The only practical program assisting farming is Clean And Green.  Unfortunately, the Morning Call ran an expose on the program featuring photographs of large expensive houses,  surrounded by farmland. While the program limits tax reduction to only the land actively farmed,  the photographs give the impression that the tax breaks are going to people who don't need it.  I suppose the liberal paper thinks that those involved in agriculture are supposed to live in shacks.  Worse yet, the paper thinks that their story is a masterpiece, has has been running it on their website for months.

photocredit: Dorothea Lange, Son of Sharecropper, 1937

Jul 19, 2018

Cruising In Allentown


On Saturday Allentown will hold a Cruising Event,  celebrating a rite of passage from the Fonz days. Kids would cruise the circuit down Hamilton Street, back up Linden Street, and end up in the Fairgrounds at the Ritz.  The small town activity lasted well over twenty years.  Although the Morning Call article mentions it being banned in the 1980's,  I was a participant in the early 1960's.

While the newspaper does a good job reporting on the upcoming event, and the history behind it,  this post concerns our changing times here in Allentown.  I suppose we can now romanticize an activity that we once outlawed as the good old days, because the present is so much more dire.  Driving by and whistling at a girl is so much more innocent than drive-by shootings.  Driving around a loop is so much more innocent than drivers now being harassed and terrorized by gangs on dirt bikes, ambushing out of an ally in downtown Allentown.  Let up hope that we never get to the point of romanticizing those things.

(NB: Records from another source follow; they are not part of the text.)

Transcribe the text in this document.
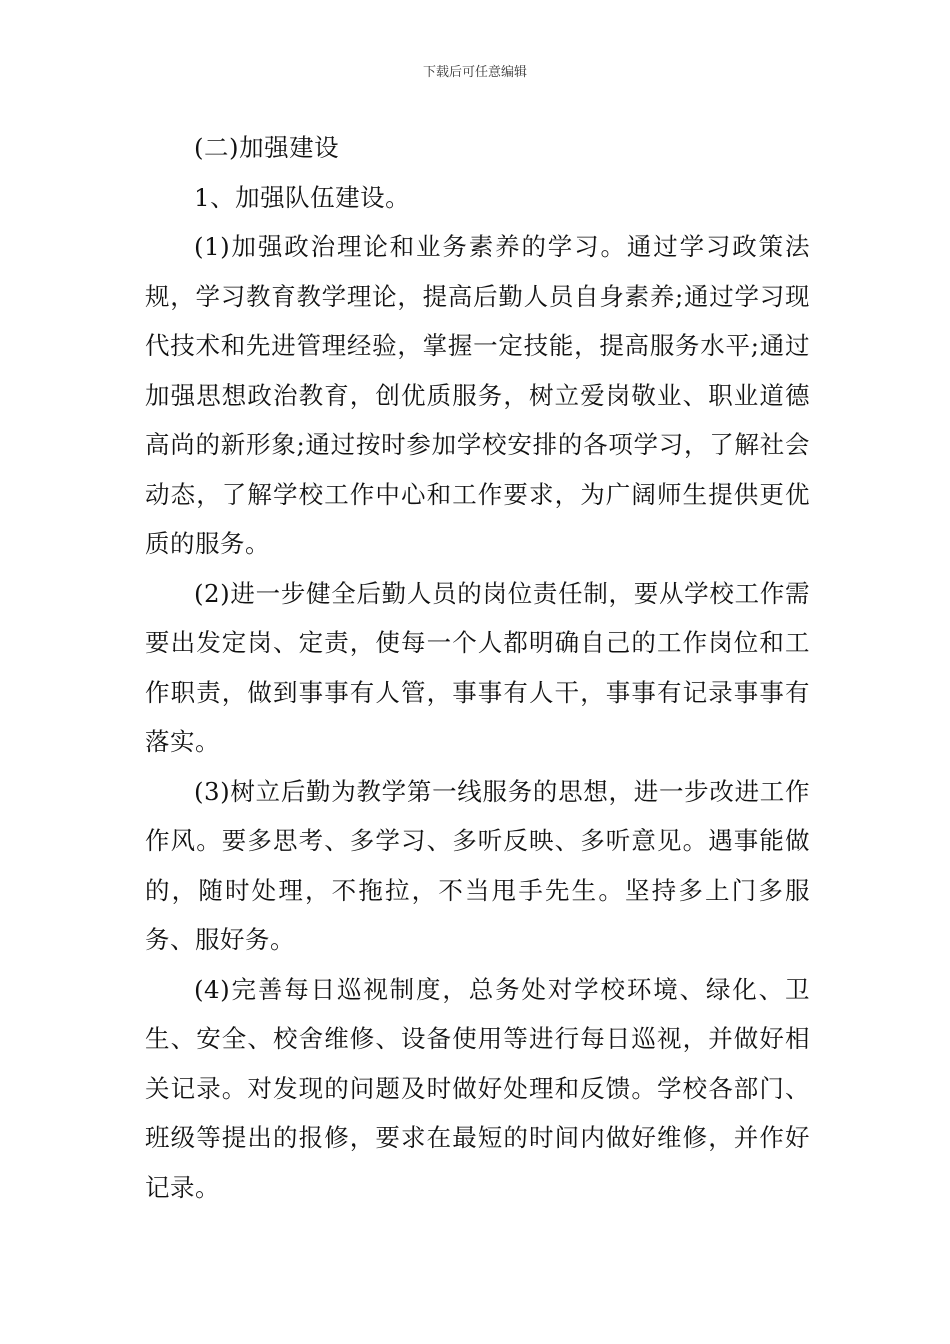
下载后可任意编辑

(二)加强建设

1、加强队伍建设。

(1)加强政治理论和业务素养的学习。通过学习政策法规，学习教育教学理论，提高后勤人员自身素养;通过学习现代技术和先进管理经验，掌握一定技能，提高服务水平;通过加强思想政治教育，创优质服务，树立爱岗敬业、职业道德高尚的新形象;通过按时参加学校安排的各项学习，了解社会动态，了解学校工作中心和工作要求，为广阔师生提供更优质的服务。

(2)进一步健全后勤人员的岗位责任制，要从学校工作需要出发定岗、定责，使每一个人都明确自己的工作岗位和工作职责，做到事事有人管，事事有人干，事事有记录事事有落实。

(3)树立后勤为教学第一线服务的思想，进一步改进工作作风。要多思考、多学习、多听反映、多听意见。遇事能做的，随时处理，不拖拉，不当甩手先生。坚持多上门多服务、服好务。

(4)完善每日巡视制度，总务处对学校环境、绿化、卫生、安全、校舍维修、设备使用等进行每日巡视，并做好相关记录。对发现的问题及时做好处理和反馈。学校各部门、班级等提出的报修，要求在最短的时间内做好维修，并作好记录。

artwork by Mark Beyer,  underground comic artist and native of Allentown

Jul 18, 2018

Change Coming To Parks


I tell people the only way that they will see my name in the paper is if I get arrested or die.  Considering that now you must order and pay for obituaries, I suppose only the arrest option remains.   I bring this up because it would not have been inappropriate for the Morning Call to ask me for my opinion about Lindsay Taylor being let go.  Nobody has had more to say,  or for longer, about the park system than me.  Although they do quote Cythnia Mota, I can  honestly say that I pass dogs being walked in the parks everyday who know considerably more about the park system than Mota.

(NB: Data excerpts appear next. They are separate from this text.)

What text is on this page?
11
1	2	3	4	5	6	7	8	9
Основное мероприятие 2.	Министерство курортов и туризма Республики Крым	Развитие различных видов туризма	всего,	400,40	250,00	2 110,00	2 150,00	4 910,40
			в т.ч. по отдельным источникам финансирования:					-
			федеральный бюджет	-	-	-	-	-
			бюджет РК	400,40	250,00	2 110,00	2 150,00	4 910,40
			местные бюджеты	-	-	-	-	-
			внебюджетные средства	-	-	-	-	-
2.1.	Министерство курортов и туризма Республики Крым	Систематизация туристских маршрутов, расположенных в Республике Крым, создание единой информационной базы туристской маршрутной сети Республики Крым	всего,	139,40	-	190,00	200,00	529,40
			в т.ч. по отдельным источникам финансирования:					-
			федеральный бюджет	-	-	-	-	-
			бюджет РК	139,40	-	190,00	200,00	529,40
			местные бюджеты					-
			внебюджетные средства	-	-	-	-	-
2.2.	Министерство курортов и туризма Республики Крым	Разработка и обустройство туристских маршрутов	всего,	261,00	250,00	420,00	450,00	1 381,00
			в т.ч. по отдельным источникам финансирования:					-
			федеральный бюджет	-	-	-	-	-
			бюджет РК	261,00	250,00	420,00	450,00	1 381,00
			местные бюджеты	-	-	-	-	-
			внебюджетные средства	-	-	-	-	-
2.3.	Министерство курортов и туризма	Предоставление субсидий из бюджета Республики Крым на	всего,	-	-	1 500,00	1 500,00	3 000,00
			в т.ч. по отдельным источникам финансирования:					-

Getting back to Ms. Taylor....Although I certainly have faulted her taking direction from The Wildlands Conservancy over park policy, especially the Weed Walls,  I never advocated for her dismissal.  However,  now that she has been handed the proverbial pink slip,  let me say that I didn't appreciate her attempts to justify Pawlowski's purchase of two parcels for future parks, among other things.

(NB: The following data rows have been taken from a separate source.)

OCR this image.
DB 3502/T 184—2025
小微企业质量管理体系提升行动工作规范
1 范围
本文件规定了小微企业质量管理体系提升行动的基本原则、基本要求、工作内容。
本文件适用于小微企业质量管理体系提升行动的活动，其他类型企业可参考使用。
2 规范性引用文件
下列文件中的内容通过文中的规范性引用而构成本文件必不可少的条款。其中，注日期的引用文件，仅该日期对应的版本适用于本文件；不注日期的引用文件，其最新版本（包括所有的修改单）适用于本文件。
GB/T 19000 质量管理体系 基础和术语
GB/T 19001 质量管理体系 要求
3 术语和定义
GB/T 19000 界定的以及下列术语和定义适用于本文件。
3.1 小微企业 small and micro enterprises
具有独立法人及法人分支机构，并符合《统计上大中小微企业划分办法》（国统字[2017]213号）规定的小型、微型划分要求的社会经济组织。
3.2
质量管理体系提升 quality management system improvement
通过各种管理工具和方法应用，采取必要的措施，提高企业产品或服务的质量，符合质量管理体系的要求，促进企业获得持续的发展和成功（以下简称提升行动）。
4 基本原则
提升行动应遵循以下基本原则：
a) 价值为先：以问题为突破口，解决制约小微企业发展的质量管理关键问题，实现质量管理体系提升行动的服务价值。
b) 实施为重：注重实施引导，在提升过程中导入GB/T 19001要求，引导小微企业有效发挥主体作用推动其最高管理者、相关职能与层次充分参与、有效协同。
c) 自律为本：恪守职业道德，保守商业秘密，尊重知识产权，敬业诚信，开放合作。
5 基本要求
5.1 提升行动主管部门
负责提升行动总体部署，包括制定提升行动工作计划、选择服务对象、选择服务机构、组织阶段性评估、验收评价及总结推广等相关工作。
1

Lets get back to Ms. Mota.  The paper quotes her saying ....The next director of the department needs to reflect the city’s charging demographics, Mota said, emphasizing the city’s Hispanic population which now encompasses more than half of city residents. Taylor was the only woman who held a cabinet-level position in Allentown. All of O’Connell’s cabinet appointees so far have been white men. Although I will opine in another post about what qualities the next park director should process, none of them involve race or gender.

Although this next statement doesn't apply specifically to Ms. Taylor,  I am glad to see Ray O'Connell  willing to make changes in his administration.